La jeune femme, bosnienne par sa mère, refuse pourtant de se catégoriser :

« Je ne me sens pas Serbe, pas Bosnienne. Je suis une femme. »

Quand il est question de la Croatie, ses sourcils se froncent à nouveau.

« Mais oui, les Serbes aiment beaucoup les Croates. Ce sont plutôt eux qui ne nous aiment pas ».

Des Croates ont vandalisé la voiture de son père lors d’un voyage à Dubrovnik. Il a également eu la surprise de voir un graffiti sur un mur disant : « Interdit aux chiens et aux Serbes ». Les Croates, selon les dires des jeunes Serbes, ne veulent pas se mélanger. Pourtant, quand on les interroge, aucun n’a d’ami croate. Ils font état de connaissances ou des amitiés issues d’autres républiques, mais personne ne souhaite s’étendre sur le sujet.
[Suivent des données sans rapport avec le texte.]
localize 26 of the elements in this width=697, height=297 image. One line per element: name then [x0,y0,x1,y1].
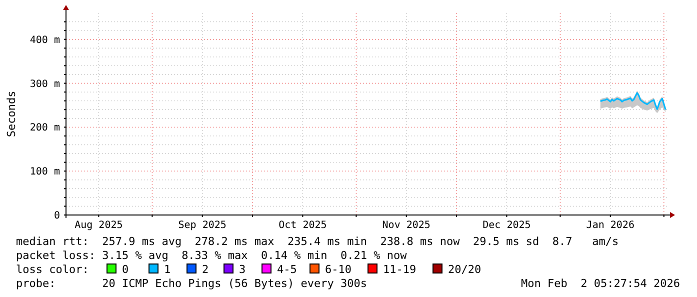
text: 2 [202,263,209,276]
text: 11-19 [383,263,416,276]
text: 20/20 [448,263,482,276]
text: probe: 20 ICMP Echo Pings (56 Bytes) every 300s [16,277,367,290]
text: median rtt: 257.9 ms avg 278.2 ms max 235.4 ms min 238.8 ms now 29.5 ms sd 8.7 am/s [16,235,619,248]
x-tick-label: Sep 2025 [178,220,226,231]
x-tick-label: Nov 2025 [382,220,430,231]
x-tick-label: Aug 2025 [74,220,123,231]
text: 4-5 [277,263,297,276]
y-tick-label: 300 m [30,78,60,90]
line-series [600,92,666,110]
text: 0 [122,263,129,276]
y-tick-label: 400 m [30,34,60,46]
text: loss color: [16,263,89,276]
text: 1 [164,263,171,276]
text: Mon Feb 2 05:27:54 2026 [521,277,680,290]
y-tick-label: 0 [54,210,60,222]
text: 6-10 [325,263,352,276]
x-tick-label: Oct 2025 [278,220,327,231]
y-tick-label: 200 m [30,122,60,134]
text: packet loss: 3.15 % avg 8.33 % max 0.14 % min 0.21 % now [16,249,408,262]
x-tick-label: Dec 2025 [482,220,531,231]
text: 3 [239,263,246,276]
y-tick-label: 100 m [30,166,60,178]
x-tick-label: Jan 2026 [586,220,634,231]
y-axis-title: Seconds [5,90,18,138]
Difficile d’y croire, en voyant tous ces groupes d’étudiants réviser ensemble pour leurs examens finaux. Ils sont des dizaines, tous serbes. Des étudiants étrangers? « Pas ici, non. Et puis on n’en connaît pas. »
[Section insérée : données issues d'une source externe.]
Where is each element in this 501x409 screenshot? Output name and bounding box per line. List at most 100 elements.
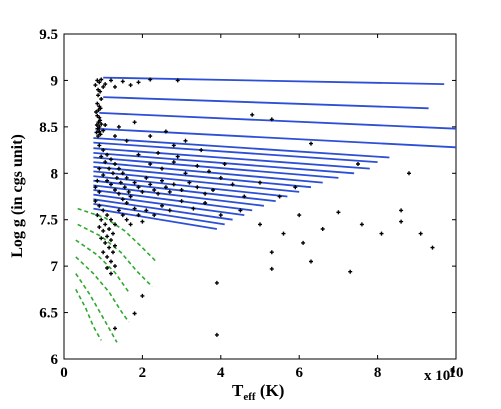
data-point-9 <box>120 79 125 84</box>
data-point-12 <box>175 78 180 83</box>
data-point-60 <box>114 175 119 180</box>
data-point-25 <box>96 120 101 125</box>
data-point-115 <box>111 231 115 236</box>
data-point-58 <box>107 166 112 171</box>
data-point-42 <box>124 138 129 143</box>
blue-curve-0 <box>103 76 445 85</box>
y-tick-label: 8.5 <box>39 120 58 136</box>
data-point-26 <box>94 123 99 127</box>
data-point-3 <box>93 83 98 88</box>
data-point-30 <box>97 129 102 134</box>
x-tick-label: 0 <box>60 365 68 381</box>
data-point-168 <box>407 171 411 176</box>
data-point-111 <box>95 213 100 218</box>
blue-curve-11 <box>93 170 300 193</box>
data-point-141 <box>167 208 172 213</box>
data-point-135 <box>132 206 137 211</box>
data-point-125 <box>101 250 106 255</box>
data-point-102 <box>136 152 141 157</box>
data-point-137 <box>140 219 145 224</box>
data-point-103 <box>156 150 161 155</box>
green-curve-2 <box>75 239 130 293</box>
x-axis-label-rest: (K) <box>256 381 285 400</box>
data-point-108 <box>105 213 110 218</box>
data-point-145 <box>218 213 223 218</box>
data-point-70 <box>120 197 125 202</box>
data-point-136 <box>136 213 141 218</box>
data-point-85 <box>187 180 192 185</box>
data-point-160 <box>132 311 137 316</box>
data-point-131 <box>116 208 121 213</box>
y-tick-label: 7.5 <box>39 213 58 229</box>
data-point-64 <box>97 166 102 171</box>
data-point-128 <box>113 264 117 269</box>
data-point-56 <box>99 154 104 159</box>
data-point-109 <box>109 217 113 222</box>
data-point-158 <box>140 293 145 298</box>
data-point-15 <box>95 101 100 106</box>
data-point-99 <box>195 163 200 168</box>
data-point-68 <box>113 188 117 192</box>
data-point-156 <box>301 240 306 245</box>
data-point-91 <box>242 194 247 199</box>
data-point-104 <box>175 154 180 159</box>
y-axis-label: Log g (in cgs unit) <box>9 134 26 258</box>
green-curve-4 <box>75 273 118 343</box>
data-point-39 <box>163 129 168 134</box>
green-curve-0 <box>77 207 157 263</box>
data-point-80 <box>160 178 164 183</box>
x-multiplier-base: x 10 <box>424 368 450 384</box>
data-point-134 <box>128 222 133 227</box>
data-point-142 <box>179 199 184 204</box>
blue-curve-5 <box>93 141 378 163</box>
data-point-11 <box>148 77 153 82</box>
data-point-147 <box>258 222 262 227</box>
data-point-153 <box>379 231 384 236</box>
data-point-126 <box>105 254 110 259</box>
data-point-165 <box>418 231 423 236</box>
x-axis-label-sub: eff <box>243 391 256 403</box>
data-point-51 <box>109 157 113 162</box>
y-tick-label: 8 <box>51 166 59 182</box>
x-tick-label: 4 <box>217 365 225 381</box>
data-point-118 <box>105 234 110 239</box>
data-point-120 <box>113 243 117 248</box>
data-point-96 <box>160 166 164 171</box>
data-point-81 <box>163 185 168 190</box>
data-point-52 <box>113 162 117 166</box>
data-point-14 <box>128 83 133 88</box>
data-point-150 <box>320 227 325 231</box>
data-point-31 <box>98 132 103 137</box>
data-point-57 <box>103 160 108 165</box>
data-point-82 <box>167 189 172 194</box>
data-point-67 <box>109 182 113 187</box>
data-point-54 <box>120 171 125 176</box>
data-point-32 <box>96 134 101 139</box>
data-point-129 <box>105 266 110 270</box>
data-point-13 <box>113 84 117 89</box>
y-axis-ticks: 6 6.5 7 7.5 8 8.5 9 9.5 <box>39 27 456 368</box>
data-points <box>93 77 435 337</box>
data-point-163 <box>309 259 313 264</box>
data-point-76 <box>144 175 149 180</box>
data-point-124 <box>111 250 115 255</box>
data-point-93 <box>277 194 282 199</box>
data-point-78 <box>152 188 157 192</box>
data-point-114 <box>107 227 112 231</box>
blue-curve-14 <box>93 184 265 207</box>
data-point-2 <box>99 77 104 82</box>
green-curve-5 <box>75 289 102 341</box>
data-point-90 <box>230 182 235 187</box>
data-point-162 <box>269 266 274 271</box>
data-point-154 <box>399 219 404 224</box>
blue-curve-3 <box>95 127 457 149</box>
data-point-59 <box>111 171 115 176</box>
data-point-92 <box>258 180 262 185</box>
data-point-71 <box>124 201 129 205</box>
x-tick-label: 2 <box>139 365 147 381</box>
data-point-53 <box>116 166 121 171</box>
blue-curve-9 <box>93 161 323 184</box>
data-point-117 <box>101 228 106 233</box>
data-point-121 <box>99 236 104 241</box>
Petar, un autre étudiant de 21 ans, nous lance, agacé :

« C’est facile pour vous de venir nous dire qu’on a une culture commune, quand nous, on sait qu’on a connu la guerre ».

Petar est né en 1994. Trois ans après le début du conflit. Manifestement, les sources de discorde qui ont ensanglanté la terre de ses parents sont parvenues jusqu’à lui.